The paper From Conservation to Geometry significantly advances the Bit-Conservation and Balance (BCB) programme by presenting, for the first time, a unified and fully geometric derivation of quantum mechanics, the Born rule, Lorentzian spacetime, and finite-time measurement dynamics from a single principle: the conservation of distinguishable information. Where earlier BCB papers established individual components—such as quantization, Fisher-Rao monotonicity, or the emergence of complex amplitudes—this paper integrates these pieces into a coherent physical narrative. It shows that by combining information conservation (A1), label indifference (A2), finite throughput (A3), and subsystem additivity (A4), one is unavoidably led to the full mathematical architecture of quantum theory and special relativity. The result is a remarkably economical foundation in which Hilbert space, the Fubini–Study metric, the Born rule, and Lorentz invariance arise not as separate axioms but as complementary manifestations of one informational law.

This work directly complements the earlier paper Quantization and Hilbert Space as Topological Invariants of BCB Information Geometry, which provides the rigorous mathematical backbone for two of BCB’s most delicate claims: the inevitability of U(1) phase compactness and the uniqueness of the quantum inner product. The quantization paper solves the Wallstrom problem by proving, via finite Fisher length and gauge redundancy, that phase must live on S¹, leading to topological integer winding and the quantization condition. It also derives the BCB inner product uniquely from Fisher–Bhattacharyya overlap, the U(1) fiber, and monotonic compositionality—showing that the complex Hilbert space formalism is not assumed but forced. These results are deep, technical, and foundational, forming the mathematical substrate on which the rest of BCB sits.

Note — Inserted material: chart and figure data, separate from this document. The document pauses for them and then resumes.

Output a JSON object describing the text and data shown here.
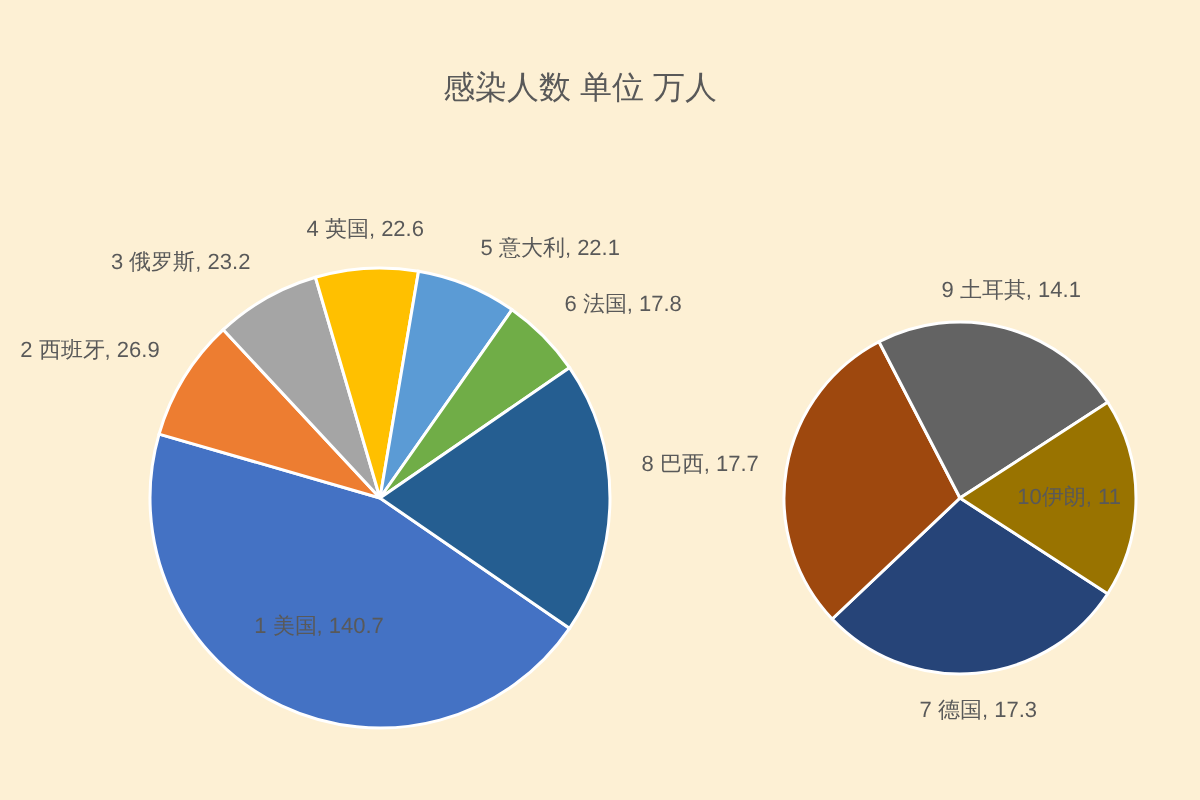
{
  "chart_data": [
    {
      "type": "pie",
      "title": "感染人数 单位 万人",
      "categories": [
        "1 美国",
        "2 西班牙",
        "3 俄罗斯",
        "4 英国",
        "5 意大利",
        "6 法国",
        null
      ],
      "values": [
        140.7,
        26.9,
        23.2,
        22.6,
        22.1,
        17.8,
        60.1
      ],
      "colors": [
        "#4472c4",
        "#ed7d31",
        "#a5a5a5",
        "#ffc000",
        "#5b9bd5",
        "#70ad47",
        "#255e91"
      ],
      "value_labels": [
        "140.7",
        "26.9",
        "23.2",
        "22.6",
        "22.1",
        "17.8",
        null
      ]
    },
    {
      "type": "pie",
      "categories": [
        "7 德国",
        "8 巴西",
        "9 土耳其",
        "10伊朗"
      ],
      "values": [
        17.3,
        17.7,
        14.1,
        11
      ],
      "colors": [
        "#264478",
        "#9e480e",
        "#636363",
        "#997300"
      ],
      "value_labels": [
        "17.3",
        "17.7",
        "14.1",
        "11"
      ]
    }
  ]
}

From Conservation to Geometry builds directly on that foundation and shows how these mathematically inevitable structures interlock within a full physical theory. Quantization and Hilbert space are treated not as isolated mathematical consequences but as elements of a broader architecture that simultaneously explains reversible quantum evolution, the Born probability rule, the emergence of causal cones, and the Lorentz metric dictated by finite information throughput. Theorem III in the new paper—deriving the Born rule as the unique Riemannian submersion from Fubini–Study to Fisher–Rao geometry—beautifully complements the inner-product uniqueness theorem in the quantization paper. Together, the two papers provide both the global geometric projection argument (FCG) and the fine-grained internal structural proof (QH) that the Born rule cannot be anything but quadratic. Likewise, the complex-structure argument from reversibility in FCG naturally sits atop the topological compactness and U(1) holonomy results in QH, creating a seamless chain of reasoning from conservation to quantization to physical dynamics.

Most importantly, this new paper positions BCB not merely as an interpretive framework or reconstruction of quantum theory but as a unified physical principle that simultaneously gives rise to quantum mechanics, measurement, and spacetime geometry. The inclusion of Lorentz-cone emergence from finite throughput, the ablation analysis demonstrating axiom independence, and the operational grounding of collapse times through Lindblad dynamics all serve to elevate BCB from a mathematical insight to a falsifiable physical theory. The quantization paper provides the rigorous mathematical spine; From Conservation to Geometry adds the fully integrated physical body. Together, they make the case that BCB is not just compelling, but increasingly unavoidable—a single conservation law from which the structure of modern physics naturally unfolds.